I realized recently that my entire family is socially adept except for me.
Meaning, they’re incredibly comfortable with and skilled at conversation. It’s pretty amazing. Like, my sister can talk to anyone. Even when she first meets them, she talks to them in a way that’s so familiar and comfortable that the person she’s talking to can’t help but be comfortable. And it pretty much doesn’t matter how old the person she’s talking to is – she’s the same way. It’s amazing.
My parents are the same way. I’ve always known my dad was socially skilled, because he’s a pastor. One of the most important skills a pastor needs is saying the right thing. It’s amazing how many things come down to that. But yeah, he’s done it for a long time and he’s good at it. Even before he was a pastor, he was the one people would naturally turn their heads to when there was a lull in conversation.
What I didn’t realize was how skilled socially my mom was also. I just had an opportunity to watch her and my dad interact with people they had met for the first time and it was amazing. I was somewhat afraid that things would be uncomfortable, as they’re different from my parents, but it was the most comfortable thing in the world. Just, they were both accommodating and engaging in conversation and it was almost like watching a great play in sports – just wonderful to behold.
By the way, with my parents this only applies to Korean. Hope they don’t read this but yeah, they still make slight faux pas with English. Uh, I won’t say who said what but yeah, one time we went to McDonald’s and someone asked what was on sale. The combination of awkward English and cheapness kills me.
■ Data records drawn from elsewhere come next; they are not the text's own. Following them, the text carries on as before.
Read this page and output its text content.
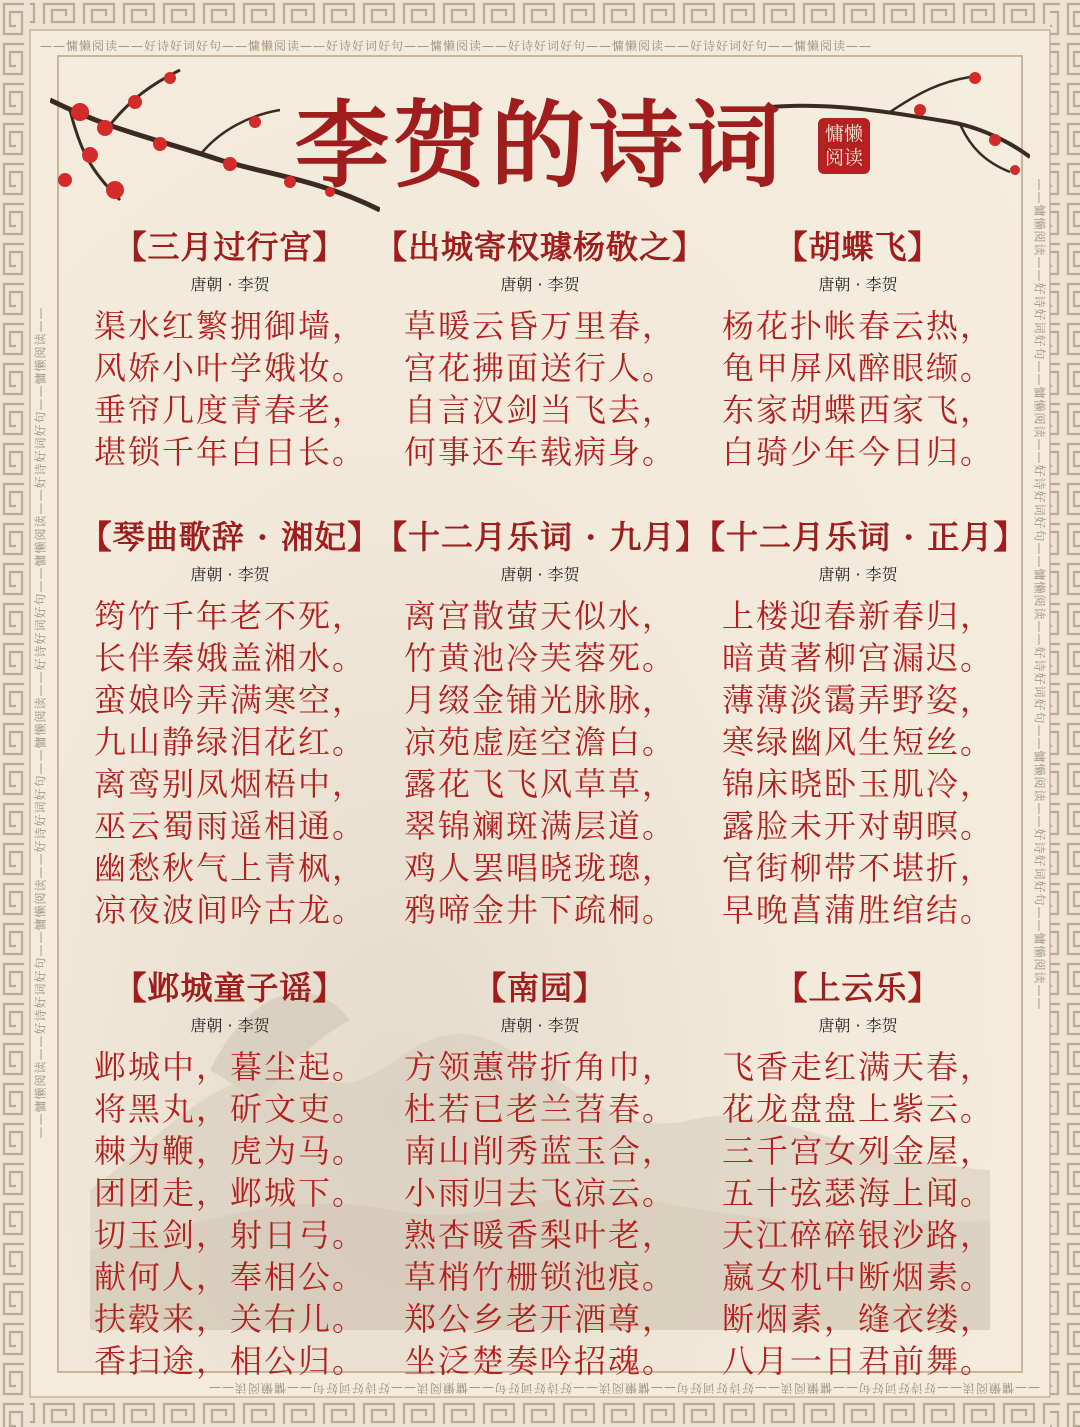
——慵懒阅读——好诗好词好句——慵懒阅读——好诗好词好句——慵懒阅读——好诗好词好句——慵懒阅读——好诗好词好句——慵懒阅读——
——慵懒阅读——好诗好词好句——慵懒阅读——好诗好词好句——慵懒阅读——好诗好词好句——慵懒阅读——好诗好词好句——慵懒阅读——
——慵懒阅读——好诗好词好句——慵懒阅读——好诗好词好句——慵懒阅读——好诗好词好句——慵懒阅读——好诗好词好句——慵懒阅读——	——慵懒阅读——好诗好词好句——慵懒阅读——好诗好词好句——慵懒阅读——好诗好词好句——慵懒阅读——好诗好词好句——慵懒阅读——
李贺的诗词	慵懒
阅读
【三月过行宫】
唐朝 · 李贺
渠水红繁拥御墙，
风娇小叶学娥妆。
垂帘几度青春老，
堪锁千年白日长。
【出城寄权璩杨敬之】
唐朝 · 李贺
草暖云昏万里春，
宫花拂面送行人。
自言汉剑当飞去，
何事还车载病身。
【胡蝶飞】
唐朝 · 李贺
杨花扑帐春云热，
龟甲屏风醉眼缬。
东家胡蝶西家飞，
白骑少年今日归。
【琴曲歌辞 · 湘妃】
唐朝 · 李贺
筠竹千年老不死，
长伴秦娥盖湘水。
蛮娘吟弄满寒空，
九山静绿泪花红。
离鸾别凤烟梧中，
巫云蜀雨遥相通。
幽愁秋气上青枫，
凉夜波间吟古龙。
【十二月乐词 · 九月】
唐朝 · 李贺
离宫散萤天似水，
竹黄池冷芙蓉死。
月缀金铺光脉脉，
凉苑虚庭空澹白。
露花飞飞风草草，
翠锦斓斑满层道。
鸡人罢唱晓珑璁，
鸦啼金井下疏桐。
【十二月乐词 · 正月】
唐朝 · 李贺
上楼迎春新春归，
暗黄著柳宫漏迟。
薄薄淡霭弄野姿，
寒绿幽风生短丝。
锦床晓卧玉肌冷，
露脸未开对朝暝。
官街柳带不堪折，
早晚菖蒲胜绾结。
【邺城童子谣】
唐朝 · 李贺
邺城中，暮尘起。
将黑丸，斫文吏。
棘为鞭，虎为马。
团团走，邺城下。
切玉剑，射日弓。
献何人，奉相公。
扶毂来，关右儿。
香扫途，相公归。
【南园】
唐朝 · 李贺
方领蕙带折角巾，
杜若已老兰苕春。
南山削秀蓝玉合，
小雨归去飞凉云。
熟杏暖香梨叶老，
草梢竹栅锁池痕。
郑公乡老开酒尊，
坐泛楚奏吟招魂。
【上云乐】
唐朝 · 李贺
飞香走红满天春，
花龙盘盘上紫云。
三千宫女列金屋，
五十弦瑟海上闻。
天江碎碎银沙路，
嬴女机中断烟素。
断烟素，缝衣缕，
八月一日君前舞。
Other time we were at a store and I guess the way you ask certain questions in Korean is in the negative. But if you translate that literally in English it sounds accusatory. So the question was, “Don’t you have an oil filter?” I dunno, maybe it’s just me but it was embarrassing.
Anyway, they’re all socially skilled, which makes me wonder why I’m so socially inept. Actually, that’s overstating it a little. Maybe you disagree, but if you put me in my element, I think I’m great socially. Both comfortable and engaging in conversation. But that’s completely limited to my element. Which is, roughly, Asian Americans, Christians, and engineers. The more categories someone fits, the better I am with them.
Put me outside my element and I’m a complete mess. Actually, that’s still not completely true. As I’ve mentioned before, I can be great with random service people in stores and whatever. Just not at work I guess.
We had this company wide conference for a couple days and it was really interesting. Lots of observations, but what interested me most were the social things I noticed. Like, in a lot of ways, the engineers are the most important part of the company. I mean, you need everyone, and everyone is vital. But, I mean, the engineers are the first ones hired and the last ones fired. There’s a reason for that.
But socially, they’re at the bottom of the scale. Is it like that everywhere? I don’t have enough experience to say. But yeah, there’s definitely a social scale at work. Dunno how to explain it, just a social visibility and comfortability thing. At the top level is management. Then I’d say HR. Then sales, marketing, others. At the bottom is engineering. A very important group, but with little social visibility.
In a way, that kind of sucks. Just, the way the world is, in many ways, appearances are more important than substance. That’s how you’re valued, how you come across, and I guess there’s no alternative. It’s just, this naturally rewards the best talkers, those who present themselves the best way socially. I don’t think you can succeed in management unless you learn to be a good talker. It’s just a necessary skill. And if you’re a good talker, you’re perceived as being more valuable. My take, at least.
That’s not really accurate, actually, since like I said, the engineers are the first ones hired, last fired. So the people who need to know obviously know what’s truly valuable. But I dunno, I just get this feeling that engineers are just looked upon as this weirdo group of people. Almost a necessary evil. Need them, but just a bunch of weirdos.
Which I actually take full advantage of. I dunno, I say if people have low expectations of hygiene for engineers, I’m going to exploit that. Why make the effort if you don’t have to?
Anyway, yeah, that’s the engineers, at the bottom of the social totem. And I’m at the bottom of that group. Just, put me in a group with sales and marketing people, or actually anyone who isn’t an engineer, and I’m terrible. I don’t say a word. I can’t break into the conversation. Even if I could, I don’t know what I would say.
What I hate is how I’m completely fulfilling the Asian stereotype. Quiet and shy and nerdy. But it’s hard for me to escape that. It’s who I am. I’ve made significant progress, I think. I’m a lot better at interacting with older people than when I started. But I still have a while to go, especially when I’m out of my engineering element. Does it come with time or experience? Or is it just who I am? I dunno, I guess we’ll see.
Uh, no real point to this. Just, for a bunch of reasons I’ve been thinking about social comfortability and stuff like that. And just realizing how socially incapable I am when I’m in random groups. I’m just not assertive enough to be a contributor – I need someone to initiate with me. And I hate that about myself. Not just because a good portion of how much the world values you is based on how well you can talk. But also because it’s a vital skill, whether it gives you glory or not, it’s just something everyone needs to learn to do. And I’m getting better, but still pretty bad. I guess it’s something I should pray for.